MAP-2 immunoreactivity in the motor cortex was increased by skilled task training in both cerebral hemispheres either in physiological or pathological (ICH) conditions. Motor learning is a set of internal processes associated with practice or experience that involves a coordinate system in which a planned task is encoded and combined with appropriate recruitment of motor units to execute a movement goal [41, 42]. The synaptogenesis induced by motor practice or synaptic reinforcing transmission may consolidate the motor gesture learned [43] in both intact and stroke-injured brains [11, 36]. However, our behavioral and morphological results suggest that the ICH model is adequate for future studies regarding brain injury and motor recovery by greater understanding between the morphological changes of the nervous cells and motor neurorehabilitation techniques.

MAP-2 is a structural protein that acts with other intracellular components to maintain neuroarchitecture, preferably in dendrites [44]. Furthermore, MAP-2 plays in the growth, differentiation, and plasticity of neurons, with key roles in neuronal responses to growth factors, neurotransmitters, synaptic activity, and neurotoxins [30, 45]. The increase of MAP-2-positive dendrites is connected with neural activity regeneration after injury cerebrovascular [17, 46], and dendritic morphological changes may be involved in motor learning [21]. Since modification and rearrangement of MAP-2 are obligatory steps in many processes that modify neuronal function, we decided to investigate the effects of skilled and unskilled training after ICH on functional recovery and MAP-2 expression.

The motor recovery after ischemia is influenced by the regeneration of neuritis [47]. Techniques for inducing restoration of excitability in motor cortex can exert positive effects on rehabilitation therapy by means of changes in dendritic structure and expression of MAP-2 [23, 48]. Dendritic growth process seems to be related to the amount of motor cortex inputs [49] and partially depends on MAP-2 expression [14].

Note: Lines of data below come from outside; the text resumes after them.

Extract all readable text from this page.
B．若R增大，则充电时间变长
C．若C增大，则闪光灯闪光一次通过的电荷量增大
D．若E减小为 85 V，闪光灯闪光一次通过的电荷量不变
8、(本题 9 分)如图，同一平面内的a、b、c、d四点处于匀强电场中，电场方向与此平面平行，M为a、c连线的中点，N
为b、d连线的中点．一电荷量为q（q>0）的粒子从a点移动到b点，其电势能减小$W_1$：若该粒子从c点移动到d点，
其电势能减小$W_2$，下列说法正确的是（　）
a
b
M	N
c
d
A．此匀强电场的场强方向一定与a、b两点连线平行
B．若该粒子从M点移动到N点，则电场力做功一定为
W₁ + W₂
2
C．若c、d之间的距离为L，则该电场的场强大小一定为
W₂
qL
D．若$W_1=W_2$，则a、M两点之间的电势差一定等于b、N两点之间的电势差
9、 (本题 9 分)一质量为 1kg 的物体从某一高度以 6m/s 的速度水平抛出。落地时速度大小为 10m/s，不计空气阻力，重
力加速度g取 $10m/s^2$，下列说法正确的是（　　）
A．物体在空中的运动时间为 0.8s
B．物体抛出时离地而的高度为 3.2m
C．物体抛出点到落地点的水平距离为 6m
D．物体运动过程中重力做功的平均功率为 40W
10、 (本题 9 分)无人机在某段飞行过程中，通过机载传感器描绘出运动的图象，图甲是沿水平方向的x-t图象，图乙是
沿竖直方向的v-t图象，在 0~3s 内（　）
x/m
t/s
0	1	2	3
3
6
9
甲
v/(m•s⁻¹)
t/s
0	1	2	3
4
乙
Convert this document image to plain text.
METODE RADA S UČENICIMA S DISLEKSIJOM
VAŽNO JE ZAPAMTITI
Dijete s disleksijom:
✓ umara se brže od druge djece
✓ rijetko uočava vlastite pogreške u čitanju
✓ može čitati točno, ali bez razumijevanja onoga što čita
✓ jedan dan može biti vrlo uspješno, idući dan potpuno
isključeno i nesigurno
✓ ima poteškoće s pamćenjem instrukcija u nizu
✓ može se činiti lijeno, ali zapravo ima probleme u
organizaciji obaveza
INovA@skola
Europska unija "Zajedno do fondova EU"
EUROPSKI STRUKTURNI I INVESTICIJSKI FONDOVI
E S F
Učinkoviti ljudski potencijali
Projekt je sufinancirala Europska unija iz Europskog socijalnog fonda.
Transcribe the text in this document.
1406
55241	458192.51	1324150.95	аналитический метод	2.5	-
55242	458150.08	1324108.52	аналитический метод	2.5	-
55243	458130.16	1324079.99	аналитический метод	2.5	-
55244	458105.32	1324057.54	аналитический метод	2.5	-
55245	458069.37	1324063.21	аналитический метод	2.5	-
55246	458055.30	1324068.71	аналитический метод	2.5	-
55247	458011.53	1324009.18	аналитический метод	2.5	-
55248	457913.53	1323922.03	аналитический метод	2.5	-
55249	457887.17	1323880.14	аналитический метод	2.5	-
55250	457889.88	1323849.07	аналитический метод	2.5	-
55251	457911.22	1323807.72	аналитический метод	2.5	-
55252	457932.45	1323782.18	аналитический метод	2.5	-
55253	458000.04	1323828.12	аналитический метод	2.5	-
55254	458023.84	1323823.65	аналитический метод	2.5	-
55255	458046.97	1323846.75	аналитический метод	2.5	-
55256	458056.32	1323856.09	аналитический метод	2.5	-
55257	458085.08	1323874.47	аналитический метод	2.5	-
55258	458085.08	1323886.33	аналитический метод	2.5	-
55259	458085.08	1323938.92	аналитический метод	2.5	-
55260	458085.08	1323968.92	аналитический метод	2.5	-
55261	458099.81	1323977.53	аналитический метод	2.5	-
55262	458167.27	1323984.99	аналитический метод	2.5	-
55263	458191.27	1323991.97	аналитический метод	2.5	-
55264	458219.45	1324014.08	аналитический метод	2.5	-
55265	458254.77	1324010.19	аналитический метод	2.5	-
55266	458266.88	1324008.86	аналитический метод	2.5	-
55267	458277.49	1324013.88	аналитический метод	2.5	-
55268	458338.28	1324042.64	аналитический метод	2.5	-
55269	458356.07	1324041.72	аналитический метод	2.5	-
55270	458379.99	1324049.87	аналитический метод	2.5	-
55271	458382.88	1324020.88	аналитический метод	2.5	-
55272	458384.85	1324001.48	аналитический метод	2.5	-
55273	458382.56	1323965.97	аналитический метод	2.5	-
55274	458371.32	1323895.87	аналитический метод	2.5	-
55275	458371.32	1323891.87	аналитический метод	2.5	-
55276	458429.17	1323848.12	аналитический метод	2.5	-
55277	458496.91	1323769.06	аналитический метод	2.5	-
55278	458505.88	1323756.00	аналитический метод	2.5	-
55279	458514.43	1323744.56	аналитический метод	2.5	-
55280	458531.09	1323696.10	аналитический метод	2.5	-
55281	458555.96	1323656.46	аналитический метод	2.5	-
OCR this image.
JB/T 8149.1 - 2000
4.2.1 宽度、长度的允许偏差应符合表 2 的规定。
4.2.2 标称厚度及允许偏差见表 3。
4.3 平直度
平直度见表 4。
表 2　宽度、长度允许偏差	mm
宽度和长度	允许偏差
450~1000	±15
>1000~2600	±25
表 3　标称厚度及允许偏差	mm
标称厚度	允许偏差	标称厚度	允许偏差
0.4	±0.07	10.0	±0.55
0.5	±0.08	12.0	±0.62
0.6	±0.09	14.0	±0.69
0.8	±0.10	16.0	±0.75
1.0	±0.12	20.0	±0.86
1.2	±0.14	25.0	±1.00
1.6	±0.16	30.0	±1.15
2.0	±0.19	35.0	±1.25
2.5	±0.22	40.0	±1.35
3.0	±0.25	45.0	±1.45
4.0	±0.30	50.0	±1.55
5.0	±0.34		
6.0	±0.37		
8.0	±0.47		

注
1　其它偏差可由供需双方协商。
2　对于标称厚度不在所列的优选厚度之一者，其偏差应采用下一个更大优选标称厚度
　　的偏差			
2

Relative optical densities analysis revealed that the amount of MAP-2 was significantly higher in ICH animals submitted to skill task training (ICH-SK) when compared to ICH and ICH-UN in the ipsilesional and contralesional cortices, respectively. Even though ICH and ICH-US groups have shown increased MAP-2 immunoreactivity in both ipsi- and contralesional motor cortices, no behavioral improving outcome was observed. Since MAP-2 is involved with neuronal plasticity under physiological and pathological conditions, those levels of immunoreactivity after ICH were not surprising. On the other hand, motor cortex lesion causes damage in cortical networks and their projections for movement and results in contralateral limb disuse. Compensatory use of the unaffected limb can be followed by the increasing of the cortical activity in the contralesional hemisphere [48], which can explain levels of MAP-2 immunoreactivity in contralesional cortex in ICH nonrehabilitation group.

Rehabilitation promotes motor recovery after stroke, but many patients never regain total independence. This limitation can be related to the strategy chosen as rehabilitative program since each approach can stimulate different patterns of CNS plasticity [39, 50]. Our results reinforce previous findings and reaffirm that skill task training is a good option for rehabilitation after stroke as demonstrated by the behavioral motor recovery and morphological changes.

5. Conclusion

Our main results demonstrated that skill task can drive brain plasticity in motor cortex by the increasing of MAP-2 expression in both hemispheres and with positive functional outcomes after collagenase-induced intrastriatal unilateral hemorrhage in a superior manner when compared to unskilled training. These findings may offer insights for improving functional recovery in stroke patients since that rehabilitation depends on type, intensity, and duration of approaches used as physical treatment.